Leben
aus den Druckern

Theater Gertrude Steins Roman „The Making of Americans“ wird im Theaterdiscounter vorgestellt

Es gibt immer einen Satz, der länger hängen bleibt als andere. „Ich lerne gerade viel über das Sein in Männern und Frauen, wenn sie 61 werden“, sagt eine der deutlich jüngeren Schauspielerinnen, mehrmals, und amüsiert sich damit, die Grauhaarigen im Publikum anzulächeln. Es ist aber auch ein außerordentlicher feiner Satz, in diesem Stück nach Gertrude Stein, sich mit Anfang 60 anzufreunden. Unaufdringlich und freundlich.

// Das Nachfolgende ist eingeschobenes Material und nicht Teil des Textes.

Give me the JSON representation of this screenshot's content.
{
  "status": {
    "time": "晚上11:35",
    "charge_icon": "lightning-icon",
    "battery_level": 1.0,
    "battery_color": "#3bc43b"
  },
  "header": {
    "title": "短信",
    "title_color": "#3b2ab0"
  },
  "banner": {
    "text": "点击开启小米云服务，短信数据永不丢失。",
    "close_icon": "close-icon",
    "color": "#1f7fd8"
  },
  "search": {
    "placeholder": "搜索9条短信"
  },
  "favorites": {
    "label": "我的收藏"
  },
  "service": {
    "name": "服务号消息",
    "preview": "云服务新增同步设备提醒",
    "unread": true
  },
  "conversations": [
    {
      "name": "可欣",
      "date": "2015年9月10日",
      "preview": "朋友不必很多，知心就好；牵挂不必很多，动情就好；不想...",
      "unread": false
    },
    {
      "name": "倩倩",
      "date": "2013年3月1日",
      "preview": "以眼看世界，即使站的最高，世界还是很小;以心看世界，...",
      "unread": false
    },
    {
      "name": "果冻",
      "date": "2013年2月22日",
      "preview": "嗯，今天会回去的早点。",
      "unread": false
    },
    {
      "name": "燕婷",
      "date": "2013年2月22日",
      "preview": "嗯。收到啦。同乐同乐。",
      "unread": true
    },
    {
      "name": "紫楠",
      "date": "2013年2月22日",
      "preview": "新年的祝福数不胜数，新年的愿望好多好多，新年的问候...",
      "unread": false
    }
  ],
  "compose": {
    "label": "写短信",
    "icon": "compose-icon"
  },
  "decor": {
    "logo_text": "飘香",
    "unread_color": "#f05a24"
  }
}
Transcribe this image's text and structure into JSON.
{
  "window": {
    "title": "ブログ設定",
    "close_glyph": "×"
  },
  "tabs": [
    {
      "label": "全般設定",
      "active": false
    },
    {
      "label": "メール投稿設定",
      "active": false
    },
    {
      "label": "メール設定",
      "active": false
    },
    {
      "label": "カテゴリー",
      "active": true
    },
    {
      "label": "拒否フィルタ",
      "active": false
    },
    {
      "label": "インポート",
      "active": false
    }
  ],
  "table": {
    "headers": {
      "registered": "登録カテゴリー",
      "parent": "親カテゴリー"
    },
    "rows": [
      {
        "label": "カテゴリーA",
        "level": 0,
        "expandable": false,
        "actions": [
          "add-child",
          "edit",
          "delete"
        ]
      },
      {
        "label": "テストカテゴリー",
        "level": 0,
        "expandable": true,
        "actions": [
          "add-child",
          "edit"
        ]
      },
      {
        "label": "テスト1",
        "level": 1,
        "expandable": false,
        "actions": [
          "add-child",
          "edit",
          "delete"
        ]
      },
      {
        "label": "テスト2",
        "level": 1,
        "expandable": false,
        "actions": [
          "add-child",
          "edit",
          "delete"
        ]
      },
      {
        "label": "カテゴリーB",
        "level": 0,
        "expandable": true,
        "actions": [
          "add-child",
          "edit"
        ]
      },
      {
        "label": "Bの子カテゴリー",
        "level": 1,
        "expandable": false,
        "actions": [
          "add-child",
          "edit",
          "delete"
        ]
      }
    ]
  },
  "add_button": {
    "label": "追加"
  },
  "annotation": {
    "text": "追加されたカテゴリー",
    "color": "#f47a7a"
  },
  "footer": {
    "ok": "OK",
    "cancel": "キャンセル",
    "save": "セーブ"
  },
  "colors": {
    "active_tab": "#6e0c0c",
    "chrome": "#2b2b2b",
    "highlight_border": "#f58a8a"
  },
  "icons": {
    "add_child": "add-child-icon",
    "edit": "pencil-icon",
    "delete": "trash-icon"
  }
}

Im Theaterdiscounter ist eine Produktion vom Theater Winkelwiese aus Zürich zu Gast. Der Regisseur Marcel Schwald steigt mit drei Schauspielerinnen in Gertrude Steins Roman „The Making of Americans“ ein, erstmals 1924 veröffentlicht. Der erzählt die Geschichte von vier amerikanischen Familien und die Vorgeschichte der Großeltern, Auswanderer aus Europa. Dass die noch ein, zwei Generationen Zeit hatten, Amerikaner zu werden und nicht, wie Migranten heute vielfach, Anpassung sofort leisten mussten, wird deutlich als ein Motiv, sich diesem Roman zuzuwenden.

Vor allem der ausführliche Prolog, in dem eine Frau in einem Zelt mit dem dicken Buch hantiert, betont diesen Kontext und wirft auch einen kritischen Blick auf die Schriftstellerin. Das ist ein amüsanter Literaturunterricht. Im zweiten Teil wird viel aus dem Buch zitiert, Drucker unter der Decke lassen Blätter auf die Darstellerinnen regnen, sie bewegen sich durch ein auf Papier überliefertem Leben.

Alfred Hersland ist einer der Romanprotagonisten, auf den sich das Spiel bald konzentriert. Auf seine durchaus strategische Wahl einer Braut aus reichem Haus. Auf die Selbstverständlichkeiten seines in der Welt-Seins. Auf das Amerikaner-geworden-Sein, über das seine Großeltern noch nicht verfügen konnten.

Und je länger das Stück dauert, desto mehr ergreift der Rhythmus der Sprache, die Strategie des Erzählens und Auslassens, die musikalische Struktur des Textes Besitz von den Schauspielerinnen. Vom Erzählen über Literatur braucht es doch etwas lange, bis sie darin eintauchen. Das Privileg zu haben, zu beobachten, zu lesen, zu schreiben, den Menschen zu begreifen; das, erzählen sie anfangs, machte Gertrude Stein aus. Und irgendwann auch ihr eigenes Spiel.

Katrin Bettina Müller

Theaterdiscounter, 4. Dezember, 20 Uhr.